The power won’t be fixed for days. No way she can stay here. It’s going to be 28 degrees tonight. She just made it through kidney failure, and gout, and shingles, and colon cancer, and heart surgery, and pneumonia . . . and now she puts down a lot of pills every day. It takes me about ten to twenty minutes every day to coax the little tablets into her mouth and get her to choke them all down. We both hate the daily ritual, but the things keep her alive. It’s hard for her to understand that.
It’s even harder to make her understand that it’s not safe for her to stay in her home now. My brother’s house is a few miles away, yet completely unaffected by the storm. It’s a clean, comfortable, warm home near the shoreline. He just left to spend the winter in Florida. The place is just waiting for us.
“Mom, it’s time to go. I’ll go pack your things.”
That’s the wrong thing to say. Not that there could be a right thing, but that has to be the worst. “Packing your things” is what I do whenever she goes to the hospital. Nightgown, robe, her favorite socks, make-up, make-up remover, toothbrush, toothpaste, slacks, underwear, blouses. That’s it. Nothing else or it’s “too much.” Her insistence on traveling light goes along with her insistence that she’ll “be home tomorrow, right?”
“Packing your things” sets her off down a road – an outburst – I’m not ready for. She starts to cry. I walk to her chair, crouch down and say, as gently as I can, “I’m sorry this is happening. But we’ll both be safer there. You’ll be back here as soon as they fix the power.”
Fear turns to terror. Anger to rage. Confusion to panic. I can’t reach her. Her tears are beyond my control. I start walking to the kitchen to grab the little overnight bag with her “things.”
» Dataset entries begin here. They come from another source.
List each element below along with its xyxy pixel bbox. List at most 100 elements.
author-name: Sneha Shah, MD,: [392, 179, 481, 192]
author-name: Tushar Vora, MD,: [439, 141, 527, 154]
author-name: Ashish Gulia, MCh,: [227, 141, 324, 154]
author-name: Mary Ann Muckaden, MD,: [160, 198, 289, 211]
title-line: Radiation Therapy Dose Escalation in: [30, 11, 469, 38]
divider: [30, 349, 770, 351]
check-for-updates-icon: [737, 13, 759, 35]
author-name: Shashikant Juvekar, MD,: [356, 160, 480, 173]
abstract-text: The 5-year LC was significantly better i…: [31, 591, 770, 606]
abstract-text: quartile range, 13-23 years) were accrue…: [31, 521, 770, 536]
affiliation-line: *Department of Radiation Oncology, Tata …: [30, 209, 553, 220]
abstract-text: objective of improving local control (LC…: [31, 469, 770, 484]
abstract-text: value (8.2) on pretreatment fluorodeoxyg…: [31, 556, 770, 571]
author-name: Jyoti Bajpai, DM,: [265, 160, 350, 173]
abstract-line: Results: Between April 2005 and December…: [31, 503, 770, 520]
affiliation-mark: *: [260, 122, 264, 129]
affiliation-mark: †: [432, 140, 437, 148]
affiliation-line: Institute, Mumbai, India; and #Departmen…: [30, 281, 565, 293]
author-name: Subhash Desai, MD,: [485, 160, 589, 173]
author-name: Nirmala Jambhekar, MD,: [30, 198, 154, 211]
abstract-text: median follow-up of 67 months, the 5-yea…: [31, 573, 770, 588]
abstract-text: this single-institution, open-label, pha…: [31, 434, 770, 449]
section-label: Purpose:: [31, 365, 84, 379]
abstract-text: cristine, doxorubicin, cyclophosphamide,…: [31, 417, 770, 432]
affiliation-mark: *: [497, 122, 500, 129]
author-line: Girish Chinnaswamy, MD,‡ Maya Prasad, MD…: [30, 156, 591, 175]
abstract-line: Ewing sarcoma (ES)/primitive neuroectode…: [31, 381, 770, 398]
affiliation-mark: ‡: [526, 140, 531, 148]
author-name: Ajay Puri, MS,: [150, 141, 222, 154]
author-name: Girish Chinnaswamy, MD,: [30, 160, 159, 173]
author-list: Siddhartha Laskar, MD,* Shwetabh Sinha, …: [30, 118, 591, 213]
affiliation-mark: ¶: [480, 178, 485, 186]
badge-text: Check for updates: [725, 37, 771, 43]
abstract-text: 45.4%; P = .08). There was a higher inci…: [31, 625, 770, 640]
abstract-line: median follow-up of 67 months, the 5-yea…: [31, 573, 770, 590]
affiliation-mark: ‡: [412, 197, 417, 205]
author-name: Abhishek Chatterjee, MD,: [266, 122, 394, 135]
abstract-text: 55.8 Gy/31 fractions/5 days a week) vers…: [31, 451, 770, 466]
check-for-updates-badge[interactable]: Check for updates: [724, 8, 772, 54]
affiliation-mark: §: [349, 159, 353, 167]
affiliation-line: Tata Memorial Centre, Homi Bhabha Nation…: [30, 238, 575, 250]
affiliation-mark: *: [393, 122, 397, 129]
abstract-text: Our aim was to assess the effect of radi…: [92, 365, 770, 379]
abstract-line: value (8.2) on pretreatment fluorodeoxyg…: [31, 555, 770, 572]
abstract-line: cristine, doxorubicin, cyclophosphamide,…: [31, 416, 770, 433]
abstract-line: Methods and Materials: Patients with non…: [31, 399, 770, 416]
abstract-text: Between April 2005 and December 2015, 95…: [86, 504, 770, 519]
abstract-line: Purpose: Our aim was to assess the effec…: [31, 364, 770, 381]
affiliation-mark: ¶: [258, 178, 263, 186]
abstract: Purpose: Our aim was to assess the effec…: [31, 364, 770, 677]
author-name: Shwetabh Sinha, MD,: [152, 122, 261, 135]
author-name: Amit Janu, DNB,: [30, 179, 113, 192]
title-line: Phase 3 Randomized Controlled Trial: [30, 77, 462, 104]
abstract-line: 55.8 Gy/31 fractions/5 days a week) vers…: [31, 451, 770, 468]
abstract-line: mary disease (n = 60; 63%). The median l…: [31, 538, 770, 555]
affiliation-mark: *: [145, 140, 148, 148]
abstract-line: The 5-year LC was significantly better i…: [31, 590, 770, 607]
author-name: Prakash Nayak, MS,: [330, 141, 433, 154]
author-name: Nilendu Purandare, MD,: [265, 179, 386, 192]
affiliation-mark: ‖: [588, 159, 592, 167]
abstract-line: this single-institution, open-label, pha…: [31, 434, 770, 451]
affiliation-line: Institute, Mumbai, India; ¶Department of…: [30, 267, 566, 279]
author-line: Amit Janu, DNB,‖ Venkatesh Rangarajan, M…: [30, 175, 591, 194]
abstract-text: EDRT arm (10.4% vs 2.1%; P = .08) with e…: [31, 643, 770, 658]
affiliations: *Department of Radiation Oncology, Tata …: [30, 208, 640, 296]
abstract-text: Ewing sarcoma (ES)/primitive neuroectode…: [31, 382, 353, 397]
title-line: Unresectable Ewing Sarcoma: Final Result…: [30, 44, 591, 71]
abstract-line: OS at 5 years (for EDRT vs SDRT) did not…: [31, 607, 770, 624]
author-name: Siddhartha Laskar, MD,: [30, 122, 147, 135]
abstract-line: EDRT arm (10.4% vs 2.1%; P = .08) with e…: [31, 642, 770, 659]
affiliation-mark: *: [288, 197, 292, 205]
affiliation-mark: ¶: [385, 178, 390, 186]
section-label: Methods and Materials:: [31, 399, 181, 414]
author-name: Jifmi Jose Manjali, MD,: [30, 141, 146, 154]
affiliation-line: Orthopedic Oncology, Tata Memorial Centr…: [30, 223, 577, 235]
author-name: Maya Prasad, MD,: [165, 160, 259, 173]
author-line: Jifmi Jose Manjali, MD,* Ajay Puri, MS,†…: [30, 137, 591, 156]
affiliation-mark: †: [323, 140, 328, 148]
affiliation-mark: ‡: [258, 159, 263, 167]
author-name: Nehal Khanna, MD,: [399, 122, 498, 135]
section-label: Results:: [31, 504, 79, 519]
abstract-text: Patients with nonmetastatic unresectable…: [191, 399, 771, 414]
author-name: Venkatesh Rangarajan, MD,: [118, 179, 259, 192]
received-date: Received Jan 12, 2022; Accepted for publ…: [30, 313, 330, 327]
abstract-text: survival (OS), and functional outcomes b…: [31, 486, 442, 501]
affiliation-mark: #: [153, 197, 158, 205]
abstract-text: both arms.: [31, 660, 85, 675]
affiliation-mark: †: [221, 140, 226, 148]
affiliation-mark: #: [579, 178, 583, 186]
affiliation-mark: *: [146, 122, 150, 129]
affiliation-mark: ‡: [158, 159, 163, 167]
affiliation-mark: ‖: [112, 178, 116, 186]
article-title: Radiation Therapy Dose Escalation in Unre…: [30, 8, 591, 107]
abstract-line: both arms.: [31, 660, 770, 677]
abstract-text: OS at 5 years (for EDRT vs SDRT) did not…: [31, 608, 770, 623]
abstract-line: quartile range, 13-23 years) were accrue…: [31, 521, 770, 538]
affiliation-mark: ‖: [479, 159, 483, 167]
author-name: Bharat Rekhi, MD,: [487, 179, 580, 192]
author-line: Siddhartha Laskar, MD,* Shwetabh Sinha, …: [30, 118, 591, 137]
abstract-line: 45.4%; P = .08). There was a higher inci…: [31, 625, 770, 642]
“I can’t go! I can’t leave my home!” she screams, sobbing like I’ve never heard before. I stop and turn to look at her. She’s bent over in her chair completely given over to her emotional collapse.
Of course, now I’m standing in the hallway between the den and kitchen, the exact spot of my Big Shit Fit 42 years ago. The little critters from my poor excuse for a brain filter slither out. It all comes back. Everything. In IMAX 3-fucking-D. And it doesn’t come slowly. The memory explode like a coiled up snake jumping to strike. It’s harsh and heartless. It sits there in front of me like the worst bully you ever came across in high school. Taunting. Intimidating. Just being there. Reminding me that I don’t have what it takes to handle this. I’m still not enough.
My feet are frozen to the floor. One foot in 2011. The other in 1969.
She is melting down. A scared young girl is there in front of me. My mother. For a moment the children we were are together. We are meeting for the first time, both facing the things we fear the most. Our worst memories aligning in shared agony. I want to pound the wall with my fist and collapse in tears.
But one of us has to return and save us both. The days of her doing that for me are long gone. Whether or not I have enough – am enough – I’m the one who’s got to crawl back up and pull us out of this old well.
The bag. I have to get her little bag. That’s the right now thing, the one, first thing that has to be done. So I push. My feet start to move and I walk to the kitchen, back to the 21st century.
After the bag I drape her coat around her. Then shoes. Her purse. Help her into the car.
She’s crying softly into a wad of tissue as we drive away from her home, putting the storm damage behind us. For now, that’s enough.